CuTe DSL - CUTLASS

The CuTe DSL (Domain-Specific Language) is a Python framework for writing high-performance CUDA kernels using CuTe’s layout algebra and tensor abstractions. It provides a Pythonic interface to CUTLASS’s CuTe library, enabling kernel development with automatic compilation to optimized PTX/SASS.

Overview

CuTe DSL allows you to write CUDA kernels in Python that are compiled to efficient GPU code, with full access to:

Layout Algebra - Express complex memory access patterns
Tensor Abstractions - High-level tensor operations
Hardware Features - Tensor Cores, TMA, async copy, barriers
JIT Compilation - Automatic optimization and compilation

CuTe DSL kernels achieve performance comparable to hand-written CUDA C++ while offering Python’s development productivity.

Installation

pip install nvidia-cutlass-dsl

Requirements:

CUDA 12.0+ (CUDA 13 for latest features)
Python 3.8+
GPU: Ampere (SM80+), Hopper (SM90), or Blackwell

Core Concepts

Decorators

`@cute.kernel`

Defines a CUDA kernel that runs on the GPU:

import cutlass.cute as cute

@cute.kernel
def my_kernel(tensor: cute.Tensor):
    tidx, tidy, tidz = cute.arch.thread_idx()
    bidx, bidy, bidz = cute.arch.block_idx()
    # Kernel code here

Key features:

Type annotations specify tensor types
Access thread/block indices with cute.arch
Use CuTe operations inside the kernel

`@cute.jit`

Marks a host function for JIT compilation:

@cute.jit
def launch_kernel(tensor):
    my_kernel(tensor).launch(
        grid=[num_blocks, 1, 1],
        block=[num_threads, 1, 1]
    )

Layouts

Layouts define the mapping between logical coordinates and memory addresses.

Creating Layouts

# Simple 2D layout: shape (M, N) with strides
layout = cute.make_layout((16, 8), stride=(8, 1))  # Row-major

# Column-major
layout = cute.make_layout((16, 8), stride=(1, 16))
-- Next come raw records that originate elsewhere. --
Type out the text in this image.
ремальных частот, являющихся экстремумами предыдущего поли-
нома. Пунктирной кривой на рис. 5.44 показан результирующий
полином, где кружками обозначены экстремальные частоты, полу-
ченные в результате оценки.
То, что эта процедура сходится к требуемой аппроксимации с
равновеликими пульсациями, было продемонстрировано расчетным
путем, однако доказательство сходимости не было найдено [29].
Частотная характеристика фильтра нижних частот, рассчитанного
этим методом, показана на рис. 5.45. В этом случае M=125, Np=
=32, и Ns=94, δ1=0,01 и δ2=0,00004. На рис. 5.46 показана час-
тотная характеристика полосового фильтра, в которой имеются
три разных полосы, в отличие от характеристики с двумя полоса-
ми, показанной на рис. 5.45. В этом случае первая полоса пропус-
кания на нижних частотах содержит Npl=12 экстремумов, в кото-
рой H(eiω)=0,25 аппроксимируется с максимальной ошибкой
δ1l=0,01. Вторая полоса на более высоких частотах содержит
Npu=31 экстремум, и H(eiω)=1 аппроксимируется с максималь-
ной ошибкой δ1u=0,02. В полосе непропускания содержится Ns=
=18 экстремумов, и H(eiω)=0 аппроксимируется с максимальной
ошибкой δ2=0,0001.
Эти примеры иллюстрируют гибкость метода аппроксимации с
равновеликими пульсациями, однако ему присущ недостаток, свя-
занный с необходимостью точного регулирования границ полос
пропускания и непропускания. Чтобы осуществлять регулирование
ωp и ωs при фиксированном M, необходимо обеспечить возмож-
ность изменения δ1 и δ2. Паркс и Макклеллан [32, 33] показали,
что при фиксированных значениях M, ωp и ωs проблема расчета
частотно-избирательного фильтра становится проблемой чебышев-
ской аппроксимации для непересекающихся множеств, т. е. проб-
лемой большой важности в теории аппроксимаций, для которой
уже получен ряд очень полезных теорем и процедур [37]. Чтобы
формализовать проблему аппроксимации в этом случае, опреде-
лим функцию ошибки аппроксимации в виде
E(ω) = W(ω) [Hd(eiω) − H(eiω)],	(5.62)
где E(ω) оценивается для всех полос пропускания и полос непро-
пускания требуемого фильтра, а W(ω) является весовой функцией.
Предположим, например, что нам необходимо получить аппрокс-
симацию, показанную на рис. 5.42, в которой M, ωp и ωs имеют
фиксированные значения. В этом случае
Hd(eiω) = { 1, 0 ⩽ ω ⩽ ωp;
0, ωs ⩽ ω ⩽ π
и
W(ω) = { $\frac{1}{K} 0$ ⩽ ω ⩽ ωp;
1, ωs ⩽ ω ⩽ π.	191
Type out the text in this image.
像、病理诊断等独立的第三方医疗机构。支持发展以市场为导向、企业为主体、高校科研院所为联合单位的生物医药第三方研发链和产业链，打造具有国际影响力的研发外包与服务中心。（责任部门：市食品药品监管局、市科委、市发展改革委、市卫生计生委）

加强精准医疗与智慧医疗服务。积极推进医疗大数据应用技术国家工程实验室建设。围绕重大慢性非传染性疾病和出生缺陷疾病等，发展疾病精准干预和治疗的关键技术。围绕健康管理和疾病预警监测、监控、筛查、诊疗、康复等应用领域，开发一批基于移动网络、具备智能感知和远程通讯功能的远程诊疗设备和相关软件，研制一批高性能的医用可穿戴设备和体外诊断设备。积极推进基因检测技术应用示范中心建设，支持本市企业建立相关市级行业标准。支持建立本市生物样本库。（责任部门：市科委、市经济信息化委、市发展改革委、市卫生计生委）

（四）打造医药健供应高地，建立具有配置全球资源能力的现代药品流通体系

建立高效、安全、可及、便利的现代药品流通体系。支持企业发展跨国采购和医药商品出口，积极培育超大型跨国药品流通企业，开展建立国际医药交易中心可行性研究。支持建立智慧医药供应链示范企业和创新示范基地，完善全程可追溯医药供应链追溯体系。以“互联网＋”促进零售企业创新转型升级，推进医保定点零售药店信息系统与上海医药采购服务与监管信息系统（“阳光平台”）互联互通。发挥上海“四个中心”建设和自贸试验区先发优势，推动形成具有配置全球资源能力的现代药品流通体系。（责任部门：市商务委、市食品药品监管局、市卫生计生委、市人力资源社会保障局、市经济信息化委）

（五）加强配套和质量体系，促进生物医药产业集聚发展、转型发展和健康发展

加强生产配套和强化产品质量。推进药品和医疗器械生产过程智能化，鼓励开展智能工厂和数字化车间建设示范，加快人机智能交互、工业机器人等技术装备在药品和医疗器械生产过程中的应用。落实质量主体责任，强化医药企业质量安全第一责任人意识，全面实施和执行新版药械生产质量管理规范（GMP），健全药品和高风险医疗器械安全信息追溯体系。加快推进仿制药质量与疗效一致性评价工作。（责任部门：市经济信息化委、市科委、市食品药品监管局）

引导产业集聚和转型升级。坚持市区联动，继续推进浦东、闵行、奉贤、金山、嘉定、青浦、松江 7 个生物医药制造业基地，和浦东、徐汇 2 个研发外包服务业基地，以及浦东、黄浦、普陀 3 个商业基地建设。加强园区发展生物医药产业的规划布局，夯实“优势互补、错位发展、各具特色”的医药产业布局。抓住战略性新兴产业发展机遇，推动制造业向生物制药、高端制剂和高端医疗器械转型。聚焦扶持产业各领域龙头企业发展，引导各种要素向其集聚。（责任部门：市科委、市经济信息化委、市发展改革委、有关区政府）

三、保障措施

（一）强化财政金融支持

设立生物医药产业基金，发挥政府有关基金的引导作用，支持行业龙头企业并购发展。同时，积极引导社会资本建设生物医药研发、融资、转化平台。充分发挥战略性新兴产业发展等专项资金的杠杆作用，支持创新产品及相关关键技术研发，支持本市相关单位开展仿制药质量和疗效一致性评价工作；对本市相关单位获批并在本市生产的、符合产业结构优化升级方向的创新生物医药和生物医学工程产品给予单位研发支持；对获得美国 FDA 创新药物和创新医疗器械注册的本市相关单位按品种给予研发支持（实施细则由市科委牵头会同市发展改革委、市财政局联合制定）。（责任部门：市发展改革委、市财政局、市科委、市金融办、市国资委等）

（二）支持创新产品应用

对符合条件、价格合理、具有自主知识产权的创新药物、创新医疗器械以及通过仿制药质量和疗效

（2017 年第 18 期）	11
# Using make_ordered_layout for convenience
layout = cute.make_ordered_layout((16, 8), order=(1, 0))  # Row-major
layout = cute.make_ordered_layout((16, 8), order=(0, 1))  # Column-major

Composed Layouts

Create hierarchical layouts for tiling:

# Tile a 128x128 matrix into 8x8 blocks
outer = cute.make_layout((16, 16), stride=(8, 1))   # 16x16 tiles
inner = cute.make_layout((8, 8), stride=(1, 16))    # 8x8 elements per tile
composed = cute.make_layout((outer, inner))

Thread-Value (TV) Layouts

Map threads to data elements:

# Thread layout: 4 rows x 32 columns of threads
thr_layout = cute.make_layout((4, 32), stride=(32, 1))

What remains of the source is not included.